Hope you would advice me.

Thanks, 
Hassli


----------



## dizzyizzy (Mar 30, 2008)

Hassli said:


> Hi there,
> 
> I would like to inquire if its possible to be a freelancer real estate/propety agent or consultant. I am currently employed and would like to get some extra money by doing this real estate. I know few individuals who 85-99% would rent or 50% to buy a property somewhere in marina or other great location (emirates hills, etc ect).. So i am wondering if how to be an agent too. I see that the commission rate is 5% for every successful clients.
> 
> ...


Only RERA licensed agents can rent and sell properties in Dubai so contact them to see what are the requirements for the license.

Apart from that you will need an NOC from your current employer if you want to carry out any type of freelance work legally.


----------



## Hassli (Feb 7, 2011)

I see, i tried to find the info in RERA but can't find it. It seems the real agency is the one who are license and the agents of this licensed company/real estate brokers uses the RERA number on their dealings. 

Would it be possible for me to tie up with real estate agents licensed by rera? 

As soon as I get a freelance job/offer I will try to ask for NOC from my existing employer.

Thanks


----------



## mariot (Nov 4, 2013)

If you used google it'd very easy to find answers you're looking for:

:: Brokers ::

ll sales, property managers, rental and letting agents employed by a registered Broker office must also be registered on the Brokers’ Register.

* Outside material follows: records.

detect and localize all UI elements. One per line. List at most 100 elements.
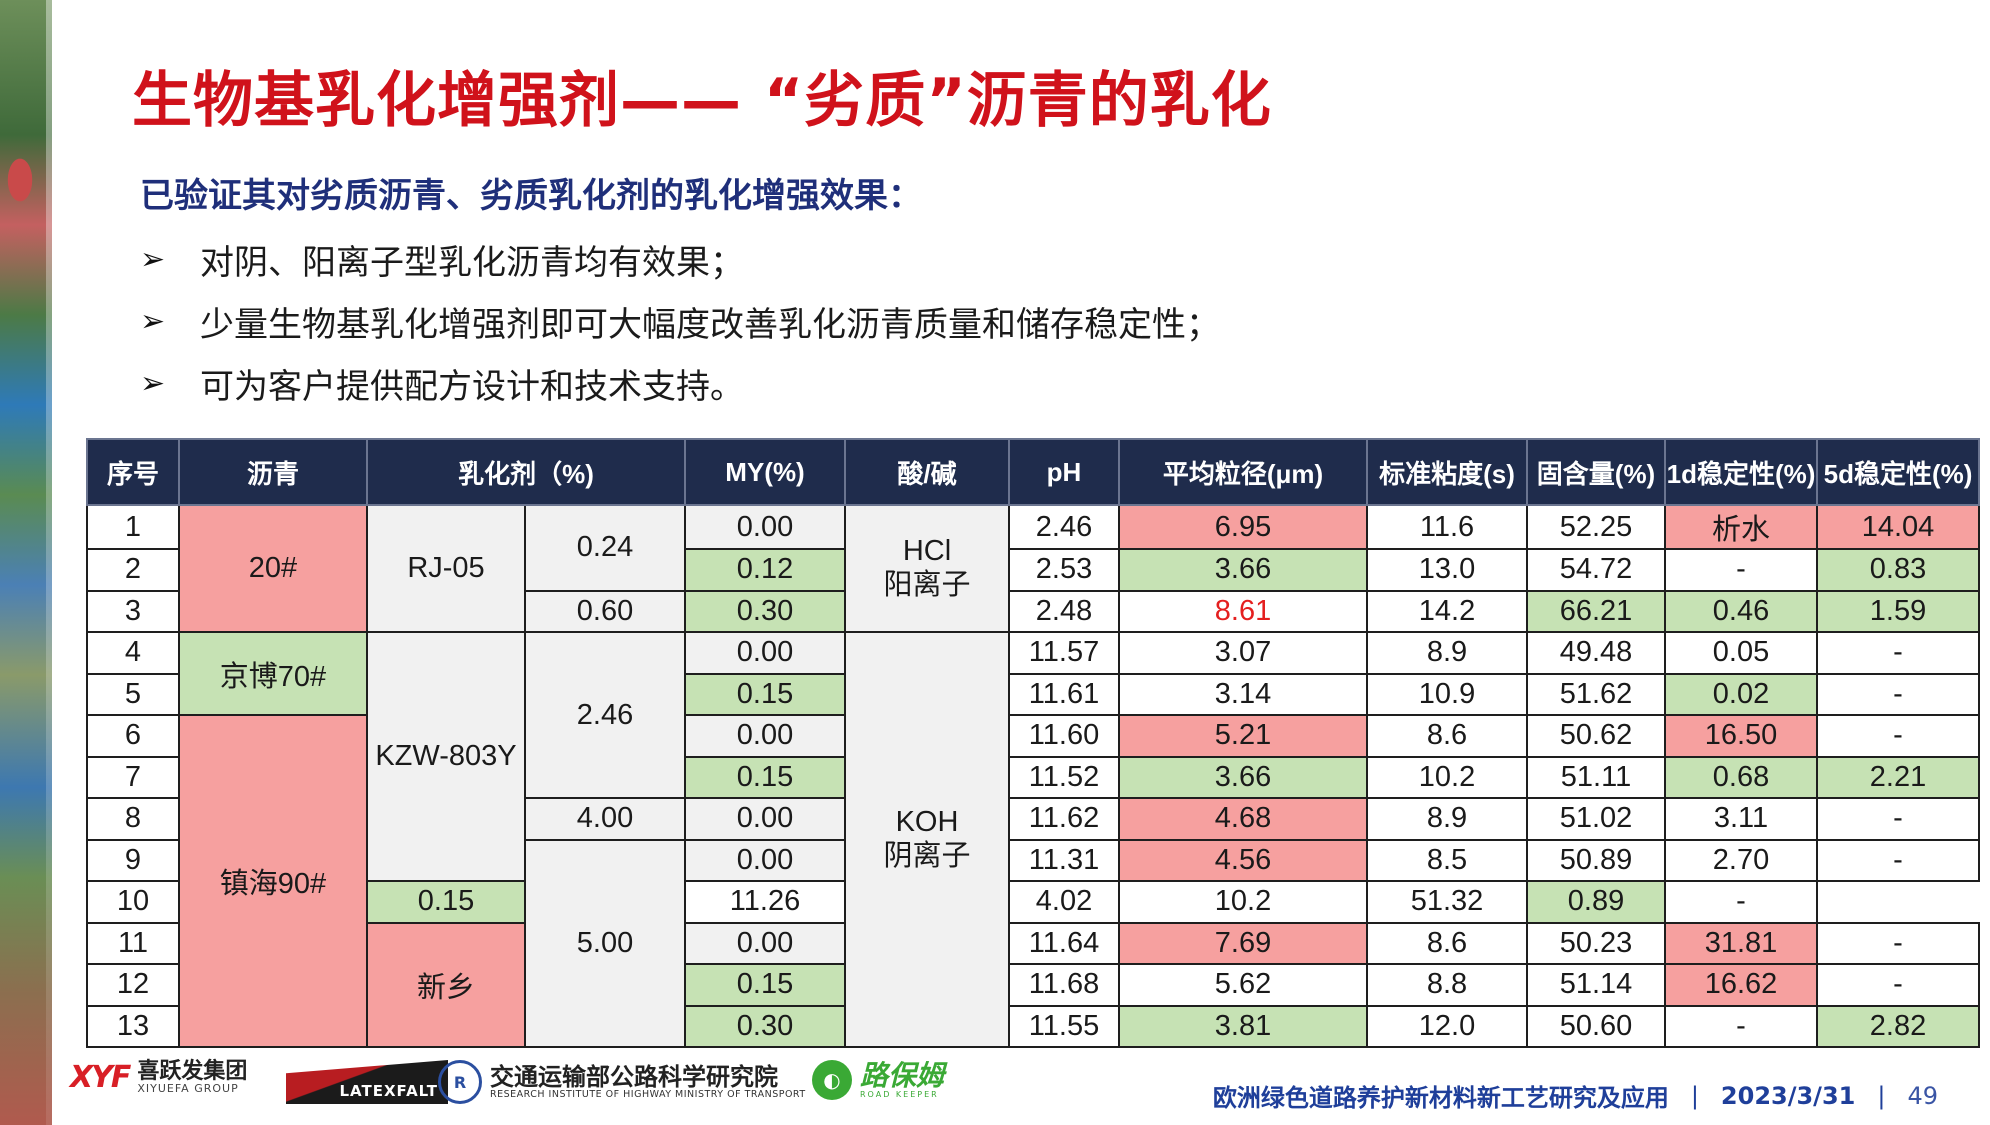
cell-size: 3.14	[1118, 672, 1368, 716]
cell-size: 4.02	[1008, 880, 1120, 924]
bullet-text: 可为客户提供配方设计和技术支持。	[200, 366, 744, 407]
table-row: 7 0.15 11.52 3.66 10.2 51.11 0.68 2.21	[86, 755, 1980, 799]
cell-no: 1	[86, 504, 180, 550]
table-row: 5 0.15 11.61 3.14 10.9 51.62 0.02 -	[86, 672, 1980, 716]
cell-solid: 50.23	[1526, 921, 1666, 965]
table-row: 12 0.15 11.68 5.62 8.8 51.14 16.62 -	[86, 963, 1980, 1007]
header-cell: 沥青	[178, 438, 368, 506]
cell-dosage: 4.00	[524, 797, 686, 841]
cell-solid: 51.62	[1526, 672, 1666, 716]
table-row: 4 京博70# KZW-803Y 2.46 0.00 KOH 阴离子 11.57…	[86, 631, 1980, 1048]
slide-subtitle: 已验证其对劣质沥青、劣质乳化剂的乳化增强效果：	[140, 176, 922, 216]
latexfalt-logo: LATEXFALT	[286, 1060, 448, 1104]
bullet-item: ➢ 少量生物基乳化增强剂即可大幅度改善乳化沥青质量和储存稳定性；	[140, 290, 1220, 352]
cell-ph: 11.64	[1008, 921, 1120, 965]
table-row: 6 镇海90# 0.00 11.60 5.21 8.6 50.62 16.50 …	[86, 714, 1980, 1048]
cell-my: 0.00	[684, 838, 846, 882]
riohmt-name-en: RESEARCH INSTITUTE OF HIGHWAY MINISTRY O…	[490, 1088, 806, 1100]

The documents required are:

Two (2) passport size photographs
A copy of their passport
A copy of their residence visa
A copy of their labor card (the occupation must be the same as on their employment visa with the same sponsoring company and employed by the registered office (not employed by another business even if the same sponsor)
The application must be on the approved form and signed by the company sponsor


----------



## rsinner (Feb 3, 2009)

in AD you don't even need to be accredited to be an agent.
Do keep in mind that if you are attached with a firm you will not get the full 5% - the company will keep the majority of the 5%.


----------